Temporal Difference waits for only one interaction (one step) \(S_{t+1}\)​ to form a TD target and update \(V(S_t)\) using \(R_{t+1}\) and \(\gamma∗V(S_{t+1})\).

The idea with TD is to update the \(V(S_t)\) at each step.

But because we didn’t experience an entire episode, we don’t have \(Gt\)​ (expected return). Instead, we estimate \(G_t\) by adding \(R_{t+1}\)​ and the discounted value of the next state.
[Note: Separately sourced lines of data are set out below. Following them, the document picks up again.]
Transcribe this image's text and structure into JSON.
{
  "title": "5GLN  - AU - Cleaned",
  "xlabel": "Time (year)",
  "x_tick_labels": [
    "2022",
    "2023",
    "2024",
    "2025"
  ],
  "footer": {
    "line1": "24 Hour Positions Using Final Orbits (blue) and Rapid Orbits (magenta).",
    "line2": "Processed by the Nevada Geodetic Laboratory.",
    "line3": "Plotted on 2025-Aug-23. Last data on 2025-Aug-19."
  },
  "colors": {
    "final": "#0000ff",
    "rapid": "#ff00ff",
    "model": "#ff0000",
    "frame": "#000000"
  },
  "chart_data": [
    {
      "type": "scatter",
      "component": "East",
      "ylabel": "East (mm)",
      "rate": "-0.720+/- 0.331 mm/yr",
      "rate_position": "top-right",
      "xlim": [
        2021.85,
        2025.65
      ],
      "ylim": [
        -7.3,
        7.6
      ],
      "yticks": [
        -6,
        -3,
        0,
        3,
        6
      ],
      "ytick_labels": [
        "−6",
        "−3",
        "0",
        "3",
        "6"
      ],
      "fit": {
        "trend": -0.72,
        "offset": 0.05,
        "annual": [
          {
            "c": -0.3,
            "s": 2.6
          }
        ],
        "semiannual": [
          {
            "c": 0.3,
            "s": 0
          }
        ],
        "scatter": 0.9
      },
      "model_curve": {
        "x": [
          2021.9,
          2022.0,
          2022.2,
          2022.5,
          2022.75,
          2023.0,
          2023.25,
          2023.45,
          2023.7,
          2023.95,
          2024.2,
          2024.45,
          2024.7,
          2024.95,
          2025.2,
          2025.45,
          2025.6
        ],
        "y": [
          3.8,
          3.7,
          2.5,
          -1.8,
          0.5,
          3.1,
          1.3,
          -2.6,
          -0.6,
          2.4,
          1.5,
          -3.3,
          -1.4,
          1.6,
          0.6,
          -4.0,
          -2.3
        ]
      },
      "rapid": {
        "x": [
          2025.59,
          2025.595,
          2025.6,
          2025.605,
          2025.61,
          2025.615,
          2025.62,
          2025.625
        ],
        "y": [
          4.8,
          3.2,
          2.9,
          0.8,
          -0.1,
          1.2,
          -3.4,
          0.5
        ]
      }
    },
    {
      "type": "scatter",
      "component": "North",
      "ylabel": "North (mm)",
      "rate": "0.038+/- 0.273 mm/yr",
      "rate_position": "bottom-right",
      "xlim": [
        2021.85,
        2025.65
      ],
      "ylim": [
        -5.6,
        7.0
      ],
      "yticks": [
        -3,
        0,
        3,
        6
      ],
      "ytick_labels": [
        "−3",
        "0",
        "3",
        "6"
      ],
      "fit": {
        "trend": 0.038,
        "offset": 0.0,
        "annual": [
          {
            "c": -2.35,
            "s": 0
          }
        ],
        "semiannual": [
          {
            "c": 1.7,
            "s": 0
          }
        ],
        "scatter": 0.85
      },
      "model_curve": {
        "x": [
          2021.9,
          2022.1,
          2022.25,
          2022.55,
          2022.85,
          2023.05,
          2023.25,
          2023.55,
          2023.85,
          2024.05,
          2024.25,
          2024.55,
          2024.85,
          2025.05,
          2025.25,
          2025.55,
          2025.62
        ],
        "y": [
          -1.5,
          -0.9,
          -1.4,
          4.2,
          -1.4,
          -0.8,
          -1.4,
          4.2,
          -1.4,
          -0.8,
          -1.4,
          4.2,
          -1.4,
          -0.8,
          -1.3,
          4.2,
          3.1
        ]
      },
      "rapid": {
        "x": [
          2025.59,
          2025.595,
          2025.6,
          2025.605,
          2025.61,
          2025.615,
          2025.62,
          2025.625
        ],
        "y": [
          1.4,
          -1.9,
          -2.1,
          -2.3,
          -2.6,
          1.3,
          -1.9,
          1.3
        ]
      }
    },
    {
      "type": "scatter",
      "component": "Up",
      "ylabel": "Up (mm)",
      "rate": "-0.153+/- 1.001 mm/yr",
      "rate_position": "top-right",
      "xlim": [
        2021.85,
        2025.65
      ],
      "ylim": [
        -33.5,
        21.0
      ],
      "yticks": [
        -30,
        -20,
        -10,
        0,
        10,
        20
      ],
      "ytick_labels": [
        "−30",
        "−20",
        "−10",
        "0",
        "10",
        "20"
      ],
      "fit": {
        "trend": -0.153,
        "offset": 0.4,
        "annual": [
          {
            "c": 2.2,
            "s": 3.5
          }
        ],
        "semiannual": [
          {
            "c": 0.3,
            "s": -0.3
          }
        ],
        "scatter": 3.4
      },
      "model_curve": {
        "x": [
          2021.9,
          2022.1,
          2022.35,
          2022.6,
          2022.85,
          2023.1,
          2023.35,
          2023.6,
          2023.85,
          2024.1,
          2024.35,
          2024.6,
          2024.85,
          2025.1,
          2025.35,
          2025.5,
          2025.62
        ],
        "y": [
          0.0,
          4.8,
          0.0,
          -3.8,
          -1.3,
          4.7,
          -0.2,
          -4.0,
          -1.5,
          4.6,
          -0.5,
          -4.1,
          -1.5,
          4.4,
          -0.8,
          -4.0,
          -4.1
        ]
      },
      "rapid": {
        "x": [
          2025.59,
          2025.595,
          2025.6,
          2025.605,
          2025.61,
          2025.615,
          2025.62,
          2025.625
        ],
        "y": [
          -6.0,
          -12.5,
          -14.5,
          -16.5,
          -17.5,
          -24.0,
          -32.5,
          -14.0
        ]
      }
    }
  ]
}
This is called bootstrapping. It’s called this because TD bases its update part on an existing estimate \(V(S_{t+1})\) and not a complete sample \(G_t\)​. TD approach

Example


TD example

  • We just started to train our value function, so it returns 0 value for each state.
  • Our learning rate (lr) is 0.1, and our discount rate is 1 (no discount).
  • Our mouse explore the environment and take a random action: going to the left
  • It gets a reward \(R_{t+1}=1\) since it eats a piece of cheese
  • We can now update \(V(S_0)\):
  • New \(V(S_0)=V(S_0)+lr∗(R_1+\gamma∗V(S_1)−V(S_0))=0+0.1∗(1+1∗0–0)=0.1\)
  • So we just updated our value function for State 0. Now we continue to interact with this environment with our updated value function.